St. Birgitta of Sweden’s Image of Perfection

WISDOM TO DRINK

By William C. Zehringer | December 2009
William C. Zehringer, a retired college writing instructor and a freelance author with a doctorate in old and middle English language and literature, is a member of the Society of Catholic Social Scientists.

One of our Blessed Mother’s most perfect imitations in the Middle Ages was the gifted, many-sided mystic, St. Birgitta of Sweden (c. 1303-1373). A brilliant scholar, a splendid writer, and a happily married wife and mother, she influenced, in the course of her long career, both the society in which she lived and the spiritual life of her own and subsequent generations.
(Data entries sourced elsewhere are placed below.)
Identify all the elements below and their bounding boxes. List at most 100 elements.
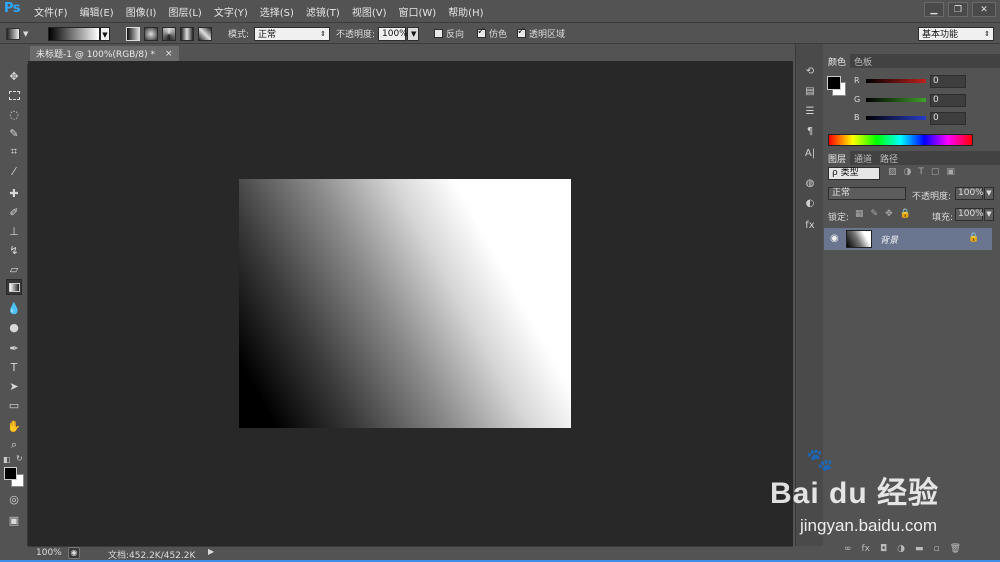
gradient-tool-icon[interactable] xyxy=(6,279,22,295)
minimize-button[interactable]: ▁ xyxy=(924,2,944,17)
hand-tool-icon[interactable]: ✋ xyxy=(6,418,22,434)
character-icon[interactable]: A| xyxy=(803,146,817,160)
styles-icon[interactable]: ◐ xyxy=(803,196,817,210)
adjustments-icon[interactable]: ◍ xyxy=(803,176,817,190)
mode-select[interactable]: 正常 ⇕ xyxy=(254,26,330,41)
adjustment-filter-icon[interactable]: ◑ xyxy=(904,167,912,177)
link-layers-icon[interactable]: ∞ xyxy=(844,544,852,554)
new-layer-icon[interactable]: ▫ xyxy=(934,544,940,554)
reflected-gradient-button[interactable] xyxy=(180,26,194,41)
gradient-picker[interactable]: ▼ xyxy=(48,26,110,41)
blend-mode-select[interactable]: 正常 xyxy=(828,187,906,200)
marquee-tool-icon[interactable] xyxy=(6,87,22,103)
close-button[interactable]: ✕ xyxy=(972,2,996,17)
add-mask-icon[interactable]: ◘ xyxy=(880,544,887,554)
brush-tool-icon[interactable]: ✐ xyxy=(6,204,22,220)
eyedropper-tool-icon[interactable]: ⁄ xyxy=(6,163,22,179)
workspace-switcher[interactable]: 基本功能 ⇕ xyxy=(918,26,994,41)
reverse-checkbox[interactable] xyxy=(434,29,443,38)
menu-view[interactable]: 视图(V) xyxy=(352,4,387,19)
eraser-tool-icon[interactable]: ▱ xyxy=(6,261,22,277)
chevron-down-icon[interactable]: ▼ xyxy=(984,187,994,200)
menu-layer[interactable]: 图层(L) xyxy=(168,4,201,19)
color-panel-foreground-swatch[interactable] xyxy=(827,76,841,90)
transparency-checkbox[interactable] xyxy=(517,26,526,38)
linear-gradient-button[interactable] xyxy=(126,26,140,41)
chevron-right-icon[interactable]: ▶ xyxy=(208,547,214,556)
lock-all-icon[interactable]: 🔒 xyxy=(900,209,911,219)
menu-type[interactable]: 文字(Y) xyxy=(214,4,248,19)
close-icon[interactable]: × xyxy=(165,49,173,59)
lasso-tool-icon[interactable]: ◌ xyxy=(6,106,22,122)
b-value[interactable]: 0 xyxy=(930,112,966,125)
menu-select[interactable]: 选择(S) xyxy=(260,4,294,19)
layer-opacity-value[interactable]: 100% xyxy=(955,187,984,200)
menu-edit[interactable]: 编辑(E) xyxy=(80,4,114,19)
pixel-filter-icon[interactable]: ▨ xyxy=(888,167,897,177)
g-value[interactable]: 0 xyxy=(930,94,966,107)
dodge-tool-icon[interactable]: ● xyxy=(6,319,22,335)
transparency-option[interactable]: 透明区域 xyxy=(517,26,565,41)
tab-color[interactable]: 颜色 xyxy=(824,54,851,68)
canvas-workspace[interactable] xyxy=(28,61,793,546)
tool-preset-picker[interactable]: ▼ xyxy=(6,26,28,41)
type-tool-icon[interactable]: T xyxy=(6,359,22,375)
reverse-option[interactable]: 反向 xyxy=(434,26,464,41)
radial-gradient-button[interactable] xyxy=(144,26,158,41)
move-tool-icon[interactable]: ✥ xyxy=(6,68,22,84)
history-icon[interactable]: ⟲ xyxy=(803,64,817,78)
swap-colors-icon[interactable]: ↻ xyxy=(16,454,23,463)
lock-transparency-icon[interactable]: ▦ xyxy=(855,209,864,219)
properties-icon[interactable]: ▤ xyxy=(803,84,817,98)
screen-mode-icon[interactable]: ▣ xyxy=(6,512,22,528)
tab-channels[interactable]: 通道 xyxy=(850,151,876,165)
tab-swatches[interactable]: 色板 xyxy=(850,54,876,68)
share-icon[interactable]: ◉ xyxy=(68,547,80,559)
zoom-level[interactable]: 100% xyxy=(36,548,62,558)
fx-icon[interactable]: fx xyxy=(862,544,871,554)
trash-icon[interactable]: 🗑 xyxy=(950,544,961,554)
stamp-tool-icon[interactable]: ⊥ xyxy=(6,223,22,239)
g-slider[interactable] xyxy=(866,98,926,102)
menu-file[interactable]: 文件(F) xyxy=(34,4,68,19)
quick-select-tool-icon[interactable]: ✎ xyxy=(6,125,22,141)
path-select-tool-icon[interactable]: ➤ xyxy=(6,378,22,394)
default-colors-icon[interactable]: ◧ xyxy=(3,455,11,464)
dither-option[interactable]: 仿色 xyxy=(477,26,507,41)
diamond-gradient-button[interactable] xyxy=(198,26,212,41)
b-slider[interactable] xyxy=(866,116,926,120)
angle-gradient-button[interactable] xyxy=(162,26,176,41)
document-tab[interactable]: 未标题-1 @ 100%(RGB/8) * × xyxy=(30,46,179,61)
tab-layers[interactable]: 图层 xyxy=(824,151,851,165)
dither-checkbox[interactable] xyxy=(477,26,486,38)
tab-paths[interactable]: 路径 xyxy=(876,151,902,165)
menu-window[interactable]: 窗口(W) xyxy=(398,4,436,19)
healing-brush-tool-icon[interactable]: ✚ xyxy=(6,185,22,201)
foreground-color-swatch[interactable] xyxy=(4,467,17,480)
menu-filter[interactable]: 滤镜(T) xyxy=(306,4,340,19)
lock-position-icon[interactable]: ✥ xyxy=(885,209,893,219)
layer-filter-select[interactable]: ρ 类型 xyxy=(828,167,880,180)
rectangle-tool-icon[interactable]: ▭ xyxy=(6,397,22,413)
paragraph-icon[interactable]: ¶ xyxy=(803,124,817,138)
zoom-tool-icon[interactable]: ⌕ xyxy=(6,437,22,453)
opacity-input[interactable]: 100% ▼ xyxy=(378,26,419,41)
fill-value[interactable]: 100% xyxy=(955,208,984,221)
layer-row-background[interactable]: ◉ 背景 🔒 xyxy=(824,228,992,250)
info-icon[interactable]: ☰ xyxy=(803,104,817,118)
crop-tool-icon[interactable]: ⌗ xyxy=(6,144,22,160)
menu-help[interactable]: 帮助(H) xyxy=(448,4,483,19)
eye-icon[interactable]: ◉ xyxy=(830,233,839,244)
restore-button[interactable]: ❐ xyxy=(948,2,968,17)
new-group-icon[interactable]: ▬ xyxy=(915,544,924,554)
lock-pixels-icon[interactable]: ✎ xyxy=(871,209,879,219)
blur-tool-icon[interactable]: 💧 xyxy=(6,300,22,316)
chevron-down-icon[interactable]: ▼ xyxy=(984,208,994,221)
type-filter-icon[interactable]: T xyxy=(918,167,924,177)
shape-filter-icon[interactable]: ▢ xyxy=(931,167,940,177)
color-spectrum-bar[interactable] xyxy=(828,134,973,146)
menu-image[interactable]: 图像(I) xyxy=(126,4,157,19)
pen-tool-icon[interactable]: ✒ xyxy=(6,340,22,356)
document-canvas[interactable] xyxy=(239,179,571,428)
layer-name[interactable]: 背景 xyxy=(880,233,898,246)
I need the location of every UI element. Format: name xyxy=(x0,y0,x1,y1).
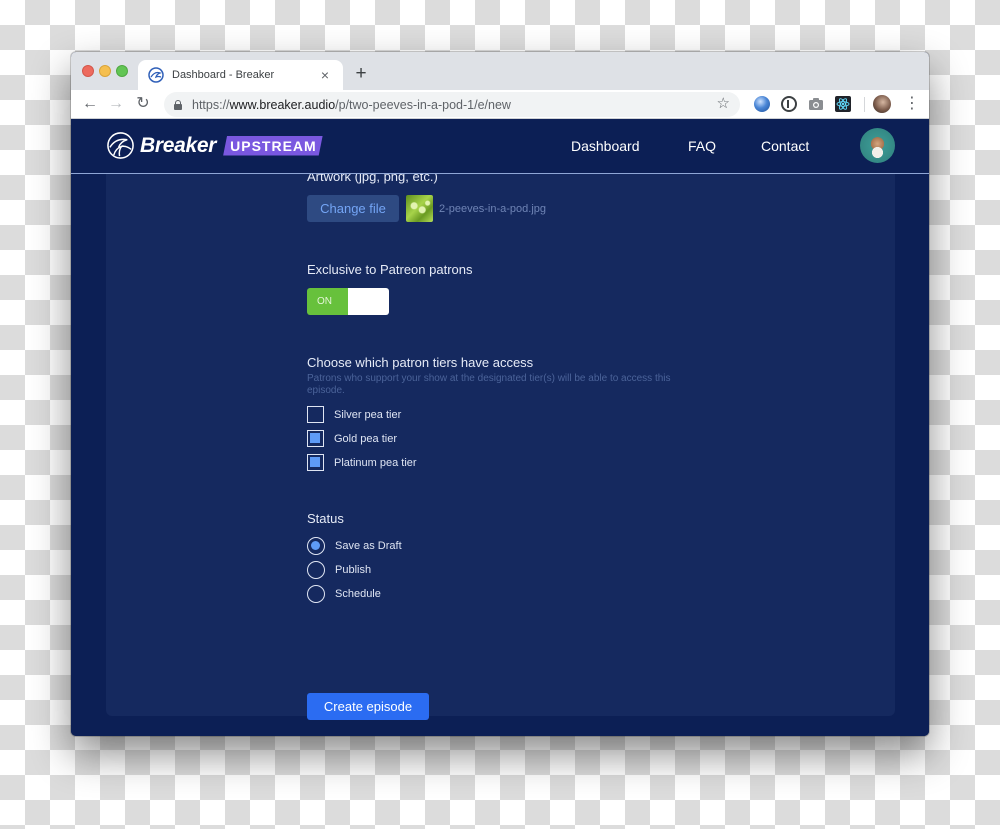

Birgitta is unique among those women of the Middle Ages who were saints and mystics: she was a bride of Christ with a husband and children to whom she was deeply devoted. And she is outstanding in another respect as well: the ability she possessed to act successfully in several different spheres — domestic, courtly, religious, administrative, and political — and to leave a lasting impact on each one of them. As a result, her writings, which illume the way to a redeemed world, are a most engaging mirror of the social life of the fourteenth century.

Perhaps it is the diversity of those occupations and experiences, coupled with her developing sense of the Divine Presence as she journeyed through life, that makes The Revelations of St. Birgitta of Sweden such a powerful testimony to the love of God moving in the world and individual souls. In her “questioning responses” to Christ and His Mother, and in her portrayals of their hidden lives, this great visionary embodies in her writings a foretaste of the heavenly city, ever proclaimed in Christian theology as the true spiritual quest and final goal of mankind.

Born into a proud and noble family, of “a lineage of holy kings,” as Christ Himself told her, Birgitta was to know a joyful married life as a dutiful and generous wife and mother, who bore eight children, and a loyal companion to her husband, whose passing saddened her greatly. The great benedictions of her interior life began while she was still a married woman. For “she was already that Bridget,” wrote Johannes Jorgensen, “who was later to be driven by the spirit to confess three times a day — Saint Bridget, whose tender conscience had continually to be relieved and healed by the soothing unguent of grace.”